My best guess is that we’re looking for the comfort and safety of home. Ideally, home is that place where you belong. You have your place, your room, your bed, your seat at the dinner table. There are powerful guardians looking out for your safety and providing for your every need. They value and love you. They cherish you and dote on you. This is all true, until about age 5 or 6 when you have to leave home and go out into the world. There comes that time when you must … start school!
At school you’re one of a bazillion kids. Teachers may or may not know your name. There are bigger kids who might want to look over your lunch to see if there’s something there they want. If you remember, it’s not completely unlike prison. The authorities tell you to line up and go where they want you to go, to be quiet, to sit down, stand up. The cafeteria is the aquarium where bigger fish eat the smaller ones. This all seems melodramatic as an adult. But if you remember, as a child, it felt real. And that was the other problem, trying to get adults to take your fears and concerns seriously.
But even with all of that, there were those moments that were good: summer break, family vacations, back yard baseball games, summer nights catching fireflies under the stars. But here is the problem with nostalgia. We think that what we’re looking for, those wonderful experiences of home, are back there in time somewhere. But the truth is that those things we are trying to remember are not home itself. Because, even all of those good things that did happen, they were simply a foretaste and a foreshadowing of a reality to come. They were fleeting moments to whet the appetite and set our expectations for the real thing waiting out there somewhere.
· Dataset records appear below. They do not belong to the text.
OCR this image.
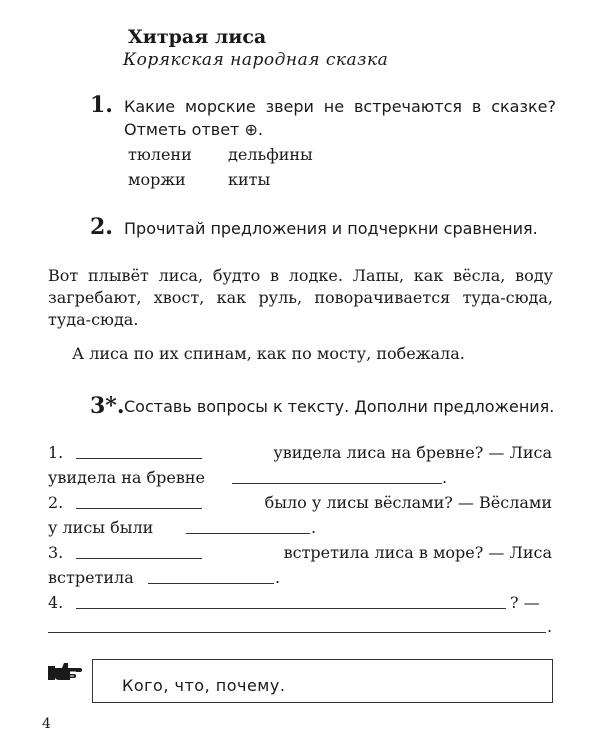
Хитрая лиса
Корякская народная сказка
1. Какие морские звери не встречаются в сказке? Отметь ответ ⊕.
тюлени дельфины
моржи	киты
2. Прочитай предложения и подчеркни сравнения.
Вот плывёт лиса, будто в лодке. Лапы, как вёсла, воду загребают, хвост, как руль, поворачивается туда-сюда, туда-сюда.
А лиса по их спинам, как по мосту, побежала.
3*. Составь вопросы к тексту. Дополни предложения.
1.	увидела лиса на бревне? — Лиса
увидела на бревне	.
2.	было у лисы вёслами? — Вёслами
у лисы были	.
3.	встретила лиса в море? — Лиса
встретила	.
4.	? —
.
Кого, что, почему.
4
The truth is that home is not behind us in our past but is waiting for us in our future. The old gospel song speaks truth in a simple and quaint way, “This world is not my home; I’m just a passing through.” The apostle Paul tells us, “Our citizenship is in heaven,” in Philippians 3:20. Jesus himself said, “My Father’s house has many rooms; if that were not so, would I have told you that I am going there to prepare a place for you? And if I go and prepare a place for you, I will come back and take you to be with me that you also may be where I am.” John 14:2-3
Paul goes on to say, “Brothers and sisters, I do not consider myself yet to have taken hold of it. But one thing I do: Forgetting what is behind and straining toward what is ahead, I press on toward the goal to win the prize for which God has called me heavenward in Christ Jesus.” Philippians 3:13-14
This is the secret to the mystery: the ache in our hearts, the longing in our souls is to be home. No amount of looking back will satisfy this hunger. Only going forward will get us there. This longing is not meant to be met here. This is a hunger that stays with us to constantly propel us forward. I’m headed for my home, where I’ve never been, but will recognize immediately because I have ached for it my entire life.